QUESTION:
We are trying to implement care guidelines for hip and knee replacements across the system. The leadership has agreed on the guidelines generally and is now discussing implementation and enforcement. They want to monitor the established metrics through the OPPE process and, if a practitioner is outside the metrics, have them automatically referred for FPPE (the matter would be referred to the Medical Staff peer review committee for further review and a determination of what collegial measures, if any, could be taken to get the practitioner into compliance). If the practitioner remains outside the metrics cutoff after 90 days, the leadership has recommended that the practitioner’s joint replacement privileges be deemed automatically relinquished for failure to comply. This method of enforcement does seem a whole lot easier than conducting an investigation and going through all of the procedures that are necessary to revoke privileges. What do you think?
ANSWER:
While it is true that implementing an automatic relinquishment is easier than conducting an investigation, making an adverse professional review recommendation, and/or conducting a hearing and appeal process, not every situation is well suited to automatic relinquishment.
The situations where automatic relinquishment is most appropriate are those that are objectively assessed, require little to no evaluation of the practitioner’s competence or conduct, and tend to be focused on administrative requirements. For example, failure to comply with documentation requirements, failure to attend a meeting when requested by the Medical Staff leadership, or loss of licensure are all matters that routinely lead to automatic relinquishment within hospitals/medical staffs all across the country.
There are some situations where failure to follow a protocol or guideline could appropriately lead to implementation of automatic relinquishment. For example, consider the scenario where a hospital and medical staff establish a clinical protocol requiring a practitioner to either comply with the protocol or, alternatively, document contemporaneously in the file the reason why he or she is not following the protocol. Automatic relinquishment of privileges for failure to comply with the administrative requirement of documenting the reasons for non-compliance would be acceptable, since the evaluation of the matter would be objective (e.g. did the practitioner comply? If not, was there documentation of why in the chart?). Further, the relinquishment would be related to an administrative matter (failure to comply with a documentation requirement applicable when not complying with a protocol).

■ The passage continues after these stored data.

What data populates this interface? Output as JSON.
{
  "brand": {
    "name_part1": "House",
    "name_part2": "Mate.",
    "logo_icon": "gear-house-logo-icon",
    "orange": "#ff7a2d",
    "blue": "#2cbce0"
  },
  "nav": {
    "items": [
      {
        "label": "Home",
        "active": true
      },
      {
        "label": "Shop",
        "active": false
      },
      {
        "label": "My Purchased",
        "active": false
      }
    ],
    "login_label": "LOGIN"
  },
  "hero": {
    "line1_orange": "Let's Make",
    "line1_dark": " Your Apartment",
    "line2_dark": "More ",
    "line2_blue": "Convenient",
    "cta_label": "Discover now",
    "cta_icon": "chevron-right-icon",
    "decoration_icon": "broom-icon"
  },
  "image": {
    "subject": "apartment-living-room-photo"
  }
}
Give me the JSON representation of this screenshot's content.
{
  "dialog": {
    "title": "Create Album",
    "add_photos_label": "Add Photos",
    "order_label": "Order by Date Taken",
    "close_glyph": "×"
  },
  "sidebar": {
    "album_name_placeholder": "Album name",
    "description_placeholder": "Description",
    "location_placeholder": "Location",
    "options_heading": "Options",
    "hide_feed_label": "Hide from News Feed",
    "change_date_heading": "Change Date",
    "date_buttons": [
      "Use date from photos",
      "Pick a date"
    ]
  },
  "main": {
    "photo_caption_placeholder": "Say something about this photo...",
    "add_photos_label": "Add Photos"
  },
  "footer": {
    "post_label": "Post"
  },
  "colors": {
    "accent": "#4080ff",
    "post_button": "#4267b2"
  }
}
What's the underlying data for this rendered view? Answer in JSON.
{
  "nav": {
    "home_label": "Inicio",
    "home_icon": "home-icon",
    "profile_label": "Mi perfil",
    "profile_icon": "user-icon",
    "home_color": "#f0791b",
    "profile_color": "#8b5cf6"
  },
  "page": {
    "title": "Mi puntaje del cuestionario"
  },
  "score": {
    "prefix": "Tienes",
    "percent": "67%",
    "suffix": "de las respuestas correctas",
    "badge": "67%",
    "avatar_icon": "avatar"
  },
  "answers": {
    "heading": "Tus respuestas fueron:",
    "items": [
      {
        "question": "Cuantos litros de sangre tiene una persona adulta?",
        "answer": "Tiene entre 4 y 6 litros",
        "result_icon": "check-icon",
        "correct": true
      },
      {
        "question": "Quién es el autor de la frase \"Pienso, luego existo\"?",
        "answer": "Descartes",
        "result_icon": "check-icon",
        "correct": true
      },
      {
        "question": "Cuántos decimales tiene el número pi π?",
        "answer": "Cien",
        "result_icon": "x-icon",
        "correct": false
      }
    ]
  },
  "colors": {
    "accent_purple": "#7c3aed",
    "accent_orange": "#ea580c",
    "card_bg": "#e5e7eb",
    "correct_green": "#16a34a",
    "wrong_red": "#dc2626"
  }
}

However, if the practitioner were being reviewed because, although he or she was documenting the reasons for not following the protocol, the Medical Staff leadership felt those reasons were not good – that would be a different matter. That would involve evaluation of the practitioner’s clinical judgment (e.g., the explanations for why the protocol was not followed), which would require subjective evaluation, clinical expertise, and a judgment about the practitioner’s clinical competence and/or conduct. Because of that, the consideration of whether the practitioner was justified in not following the protocol would better lend itself to review under the Medical Staff professional practice evaluation process (which is specifically designed to evaluate performance issues utilizing the expertise of the Medical Staff leaders and, afterwards, implement collegial solutions to help practitioners improve).
The situation you describe sounds like it may be more akin to the latter situation described above, in which case automatic relinquishment would not be the best solution. It’s true that words like “guidelines” and “metrics” give the initial impression that a matter is being objectively evaluated – and that can lead many to believe that automatic relinquishment is a viable option for all situations involving failure to comply. Our suggestion is to focus more on the actual metrics that are under consideration. Is non-compliance with those metrics measured objectively, without the need to consider the explanation of the practitioner (e.g. H&P was on the chart prior to surgery, surgical note was on the chart prior to surgeon leaving the OR)? If the metrics are “administrative” in nature, like these, then automatic relinquishment may be the right enforcement method.
But, if non-compliance with metrics is measured objectively at first –and then requires subjective evaluation to verify whether non-compliance was justified (e.g. patient was an appropriate candidate for the procedure, diagnostic tests were appropriate, appropriate medications were given), then review through the peer review process may be a better option than resorting to automatic relinquishment. In your scenario, since the original plan is to refer matters of non-compliance into the FPPE process, it sounds like your guidelines may require subjective evaluation and be less “administrative” and, in turn, less suited to automatic relinquishment.
Of course, as always, the best option is to consult with your in-house or Medical Staff counsel, as the best answer depends on the specific protocols/guidelines you are looking to implement and enforce, as well as the language of your Medical Staff Bylaws and related governance documents.